CUPID also aimed to improve the way MS clinical trials are conducted.

Zajicek said trials of progressive MS have always used the Expanded Disability Status Scale, “which is a very old measurement scale, with many shortcomings. In CUPID, we used patient-reported outcome as a co-primary measure, alongside the EDSS.”

And while traditional trials compare the study’s entire treatment group to the entire placebo group, Zajicek said, “This doesn’t take account of the vast amount of data every trial actually generates, and doesn’t allow us to estimate the size of benefit for any single person. By using newer methods, we should be able to spot sub-groups of people who may be most likely to benefit. Statistics has moved on considerably, but most clinical trials (in all diseases) don’t make the most of these advances.”

Zajicek emphasized, “There is a desperate need for more studies in progressive MS.” He added that the International Progressive MS Consortium is dedicated to organizing such research. “We need to extract as much information from the CUPID study as possible before we embark on more trials.”

An upcoming study called MS-SMART will use MRI scans to screen for a range of drugs that might help slow progressive MS. However, considering the financial and temporal burden of large-scale trials, Zajicek is hesitant to sign on for another round. “As [CUPID] took eight years, an incredible amount of effort, and overcoming major problems with funding, I’m not sure I’m the person to take this on,” he said.

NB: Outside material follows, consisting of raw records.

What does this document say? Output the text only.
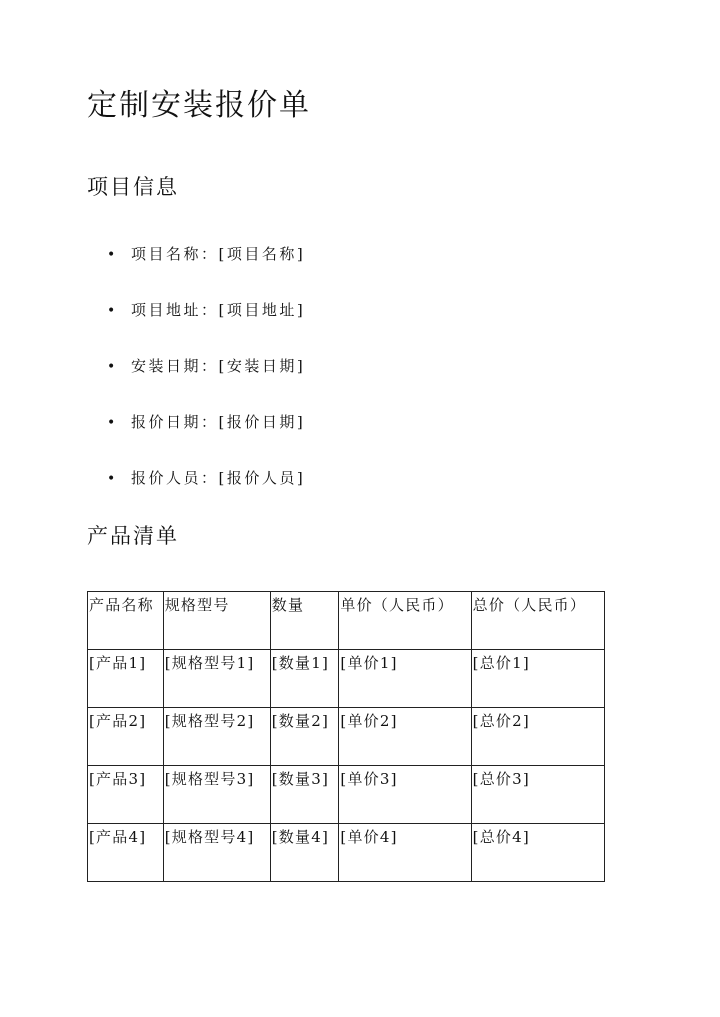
定制安装报价单
项目信息
• 项目名称：[项目名称]
• 项目地址：[项目地址]
• 安装日期：[安装日期]
• 报价日期：[报价日期]
• 报价人员：[报价人员]
产品清单
产品名称	规格型号	数量	单价（人民币）	总价（人民币）
[产品1]	[规格型号1]	[数量1]	[单价1]	[总价1]
[产品2]	[规格型号2]	[数量2]	[单价2]	[总价2]
[产品3]	[规格型号3]	[数量3]	[单价3]	[总价3]
[产品4]	[规格型号4]	[数量4]	[单价4]	[总价4]
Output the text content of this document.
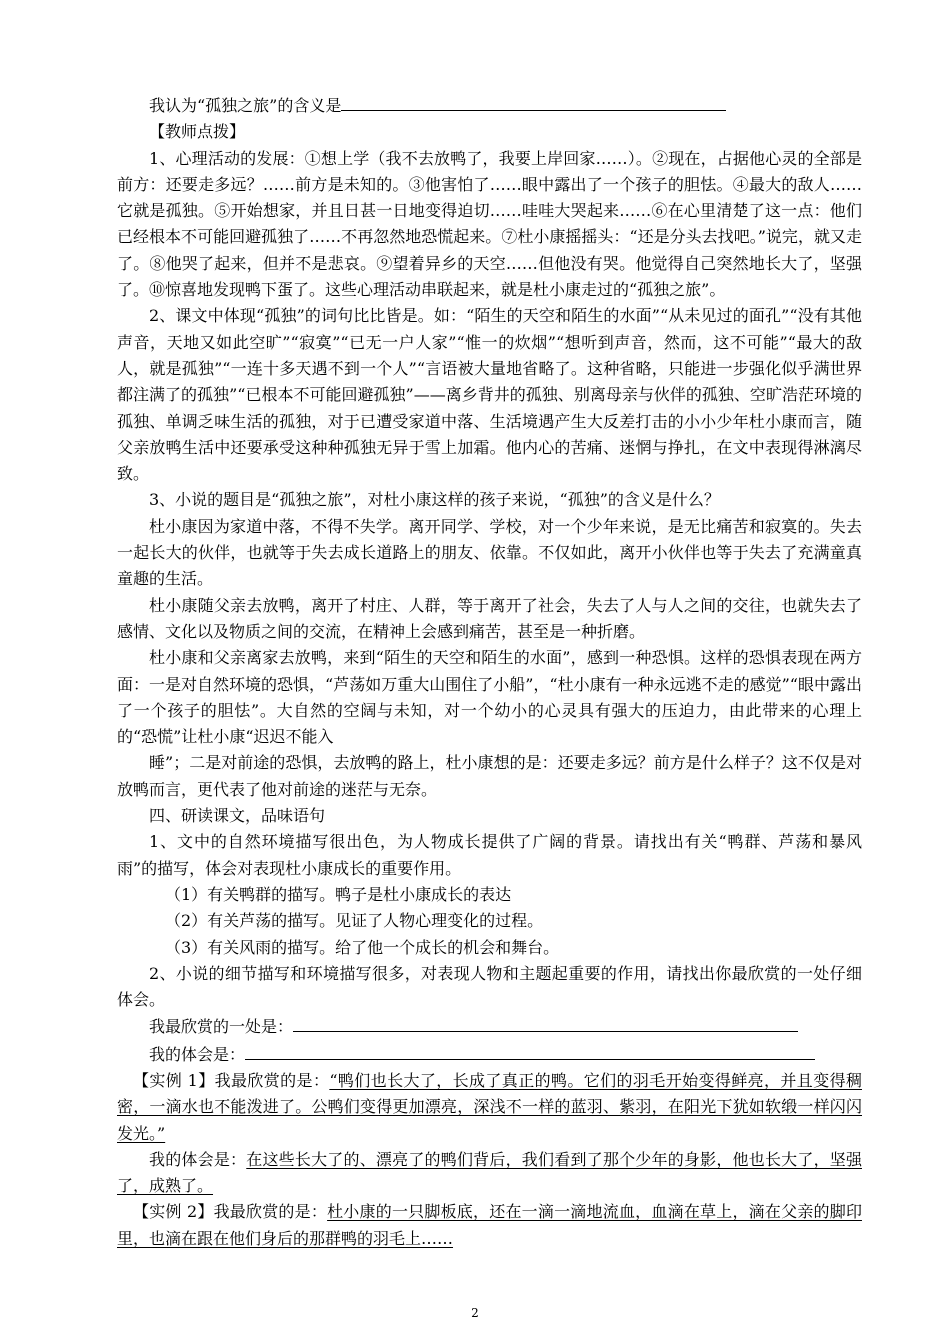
我认为“孤独之旅”的含义是

【教师点拨】

1、心理活动的发展：①想上学（我不去放鸭了，我要上岸回家……）。②现在，占据他心灵的全部是前方：还要走多远？……前方是未知的。③他害怕了……眼中露出了一个孩子的胆怯。④最大的敌人……它就是孤独。⑤开始想家，并且日甚一日地变得迫切……哇哇大哭起来……⑥在心里清楚了这一点：他们已经根本不可能回避孤独了……不再忽然地恐慌起来。⑦杜小康摇摇头：“还是分头去找吧。”说完，就又走了。⑧他哭了起来，但并不是悲哀。⑨望着异乡的天空……但他没有哭。他觉得自己突然地长大了，坚强了。⑩惊喜地发现鸭下蛋了。这些心理活动串联起来，就是杜小康走过的“孤独之旅”。

2、课文中体现“孤独”的词句比比皆是。如：“陌生的天空和陌生的水面”“从未见过的面孔”“没有其他声音，天地又如此空旷”“寂寞”“已无一户人家”“惟一的炊烟”“想听到声音，然而，这不可能”“最大的敌人，就是孤独”“一连十多天遇不到一个人”“言语被大量地省略了。这种省略，只能进一步强化似乎满世界都注满了的孤独”“已根本不可能回避孤独”——离乡背井的孤独、别离母亲与伙伴的孤独、空旷浩茫环境的孤独、单调乏味生活的孤独，对于已遭受家道中落、生活境遇产生大反差打击的小小少年杜小康而言，随父亲放鸭生活中还要承受这种种孤独无异于雪上加霜。他内心的苦痛、迷惘与挣扎，在文中表现得淋漓尽致。

3、小说的题目是“孤独之旅”，对杜小康这样的孩子来说，“孤独”的含义是什么？

杜小康因为家道中落，不得不失学。离开同学、学校，对一个少年来说，是无比痛苦和寂寞的。失去一起长大的伙伴，也就等于失去成长道路上的朋友、依靠。不仅如此，离开小伙伴也等于失去了充满童真童趣的生活。

杜小康随父亲去放鸭，离开了村庄、人群，等于离开了社会，失去了人与人之间的交往，也就失去了感情、文化以及物质之间的交流，在精神上会感到痛苦，甚至是一种折磨。

杜小康和父亲离家去放鸭，来到“陌生的天空和陌生的水面”，感到一种恐惧。这样的恐惧表现在两方面：一是对自然环境的恐惧，“芦荡如万重大山围住了小船”，“杜小康有一种永远逃不走的感觉”“眼中露出了一个孩子的胆怯”。大自然的空阔与未知，对一个幼小的心灵具有强大的压迫力，由此带来的心理上的“恐慌”让杜小康“迟迟不能入

睡”；二是对前途的恐惧，去放鸭的路上，杜小康想的是：还要走多远？前方是什么样子？这不仅是对放鸭而言，更代表了他对前途的迷茫与无奈。

四、研读课文，品味语句

1、文中的自然环境描写很出色，为人物成长提供了广阔的背景。请找出有关“鸭群、芦荡和暴风雨”的描写，体会对表现杜小康成长的重要作用。

（1）有关鸭群的描写。鸭子是杜小康成长的表达

（2）有关芦荡的描写。见证了人物心理变化的过程。

（3）有关风雨的描写。给了他一个成长的机会和舞台。

2、小说的细节描写和环境描写很多，对表现人物和主题起重要的作用，请找出你最欣赏的一处仔细体会。

我最欣赏的一处是：

我的体会是：

【实例 1】我最欣赏的是：“鸭们也长大了，长成了真正的鸭。它们的羽毛开始变得鲜亮，并且变得稠密，一滴水也不能泼进了。公鸭们变得更加漂亮，深浅不一样的蓝羽、紫羽，在阳光下犹如软缎一样闪闪发光。”

我的体会是：在这些长大了的、漂亮了的鸭们背后，我们看到了那个少年的身影，他也长大了，坚强了，成熟了。

【实例 2】我最欣赏的是：杜小康的一只脚板底，还在一滴一滴地流血，血滴在草上，滴在父亲的脚印里，也滴在跟在他们身后的那群鸭的羽毛上……

2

And people with MS can have an impact. Let organizations like the National Multiple Sclerosis Society (NMSS) or the Multiple Sclerosis Association of America (MSAA) know there is a need. “If people affected by MS want me to take this forward,” said Zajicek, “and there are sufficient funds, then I might be persuaded.”

“We’re also trying to do studies in other areas of MS,” he added, “such as comparing some of the latest treatments head-to-head, and testing the value of adding vitamin D to see if this influences the disease course. There’s a lot that needs to be done.”